Les principaux centres kabyles, notamment dans la wilaya ou province clé de Tizi Ouzou, ont ensuite connu une croissance de ce qu’un commentateur local a appelé « l’apathie militante » parmi l’électorat amazigh. Cela s’est traduit par une participation historiquement faible aux élections législatives de mai 2007, et une participation tout aussi faible aux élections municipales plus tard en novembre 2007. En outre, les tensions locales ont augmenté au sein des partis d’inspiration nationale, notamment le Front de libération nationale (FLN) et le Front des forces socialistes (FFS).
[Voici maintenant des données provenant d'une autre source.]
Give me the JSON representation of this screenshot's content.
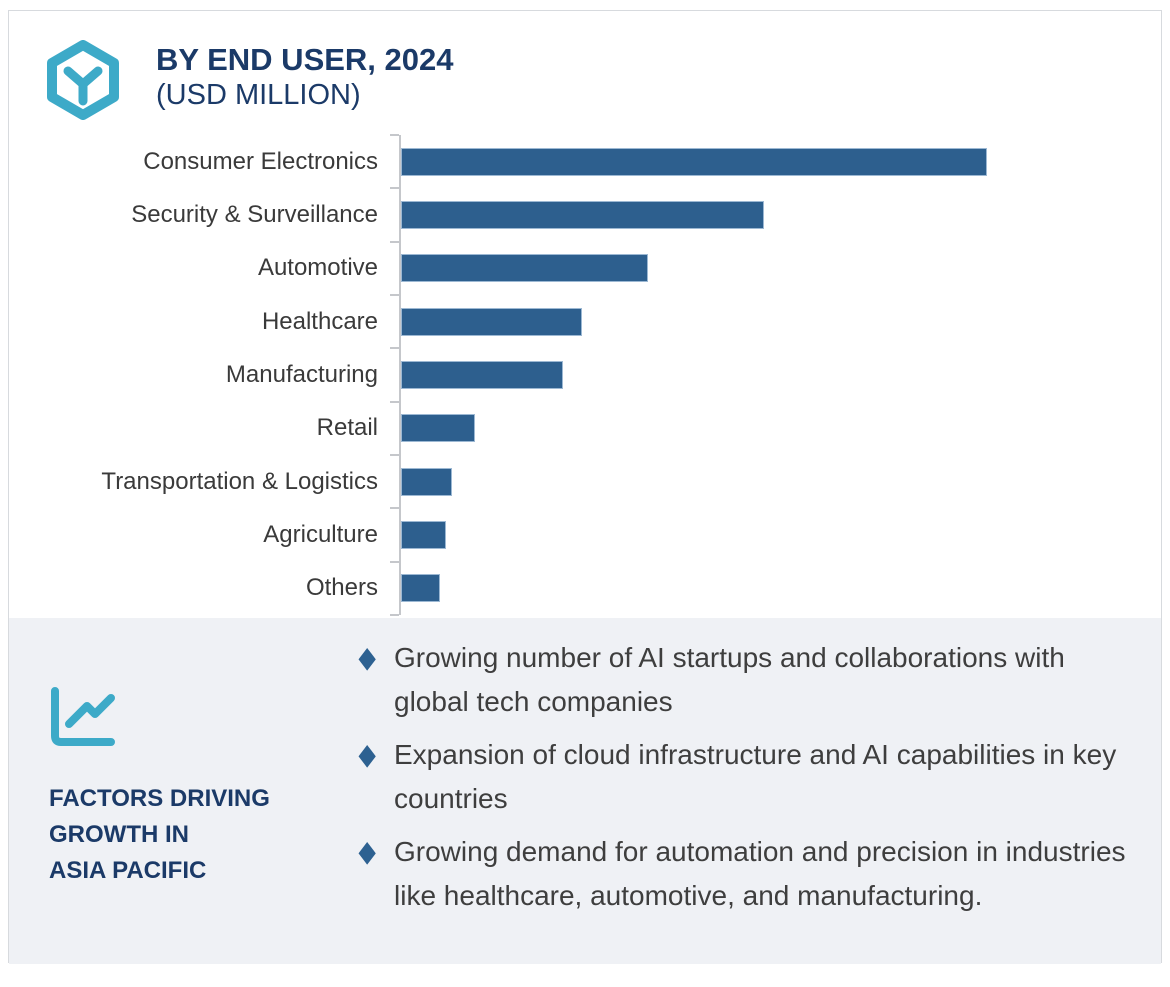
{
  "header": {
    "title": "BY END USER, 2024",
    "subtitle": "(USD MILLION)",
    "icon": "hexagon-box-icon"
  },
  "chart_data": {
    "type": "bar",
    "orientation": "horizontal",
    "title": "BY END USER, 2024 (USD MILLION)",
    "unit": "USD MILLION",
    "categories": [
      "Consumer Electronics",
      "Security & Surveillance",
      "Automotive",
      "Healthcare",
      "Manufacturing",
      "Retail",
      "Transportation & Logistics",
      "Agriculture",
      "Others"
    ],
    "values_relative_pct": [
      100,
      62,
      42.2,
      30.9,
      27.6,
      12.6,
      8.7,
      7.7,
      6.7
    ],
    "value_axis_labeled": false,
    "grid": false,
    "legend": false,
    "bar_color": "#2d5f8e"
  },
  "factors": {
    "icon": "line-chart-icon",
    "heading": "FACTORS DRIVING\nGROWTH IN\nASIA PACIFIC",
    "bullet_marker": "diamond",
    "bullets": [
      "Growing number of AI startups and collaborations with global tech companies",
      "Expansion of cloud infrastructure and AI capabilities in key countries",
      "Growing demand for automation and precision in industries like healthcare, automotive, and manufacturing."
    ]
  },
  "colors": {
    "navy": "#1b3a68",
    "teal": "#3daac8",
    "bar_blue": "#2d5f8e",
    "bullet_blue": "#2d6191",
    "body_text": "#3e3e3e",
    "panel_bg": "#eff1f5",
    "axis_gray": "#c5c7cb",
    "card_border": "#d7dade"
  }
}
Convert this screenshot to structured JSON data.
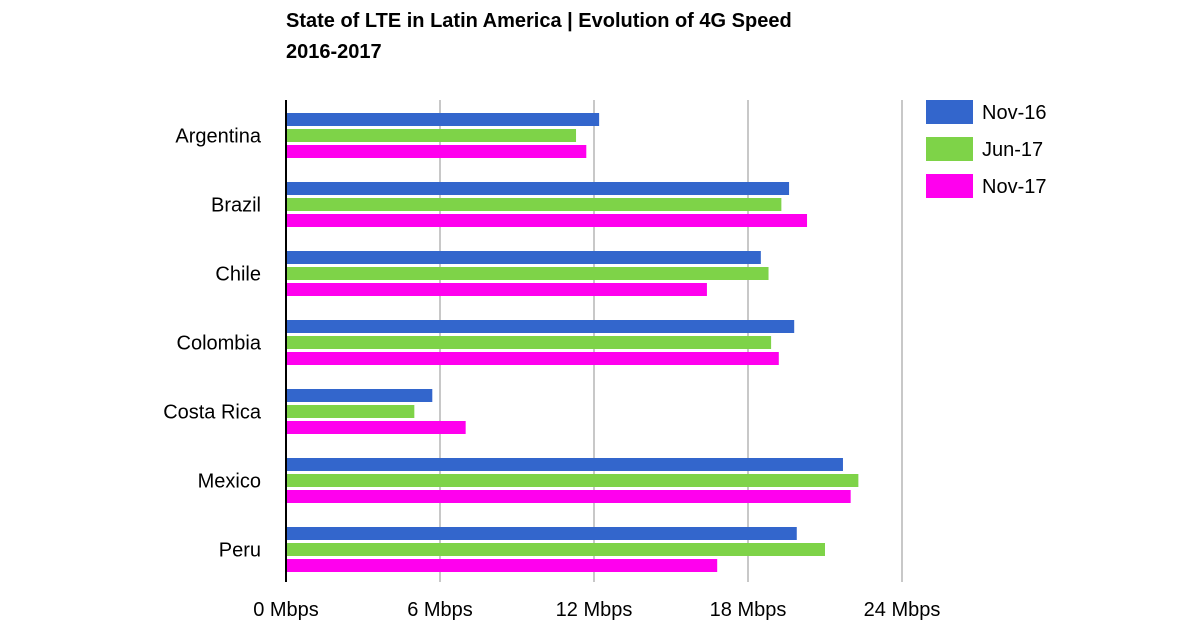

Dans la ville de Berriane, au sud du pays, trois jours de combats ont éclaté entre des bandes rivales amazighes et arabes en mai 2008.
En 2016, à la suite de revendications croissantes, le tamazight a finalement été reconnu comme langue officielle. Le préambule de la Constitution stipule que les composantes fondamentales de l’identité du peuple algérien sont « l’Islam, l’Arabité et l’Amazighité ». Le texte de la Constitution stipule dans son article 223 que toute révision constitutionnelle ne peut affecter tamazight comme langue nationale et officielle.
En janvier 2018, le 12 janvier, qui correspond au premier jour de l’année amazighe, a été décrété fête nationale. Cela a été perçu comme un geste d’ouverture et de reconnaissance officielle de la dimension amazighe de l’Algérie.
En février 2019, le Hirak algérien (le mot signifie « mouvement » en arabe) a commencé lorsque des millions d’Algérien.ne.s ont commencé à manifester pacifiquement dans les rues des principales villes, exigeant la démission du président Abdelaziz Bouteflika, s’opposant à sa candidature à un cinquième mandat présidentiel. De nombreux/ses Amazighs ont rejoint les manifestations. Des violations des droits humains ont été signalées par des ONG, notamment l’usage disproportionné de la force par la police pour contrôler les foules ainsi que l’arrestation arbitraire de manifestant.e.s. En juin 2019, le général Salah a interdit aux manifestant.e.s de porter le drapeau amazigh pendant les manifestations, criminalisant son utilisation et entraînant l’arrestation de centaines d’Algérien.ne.s.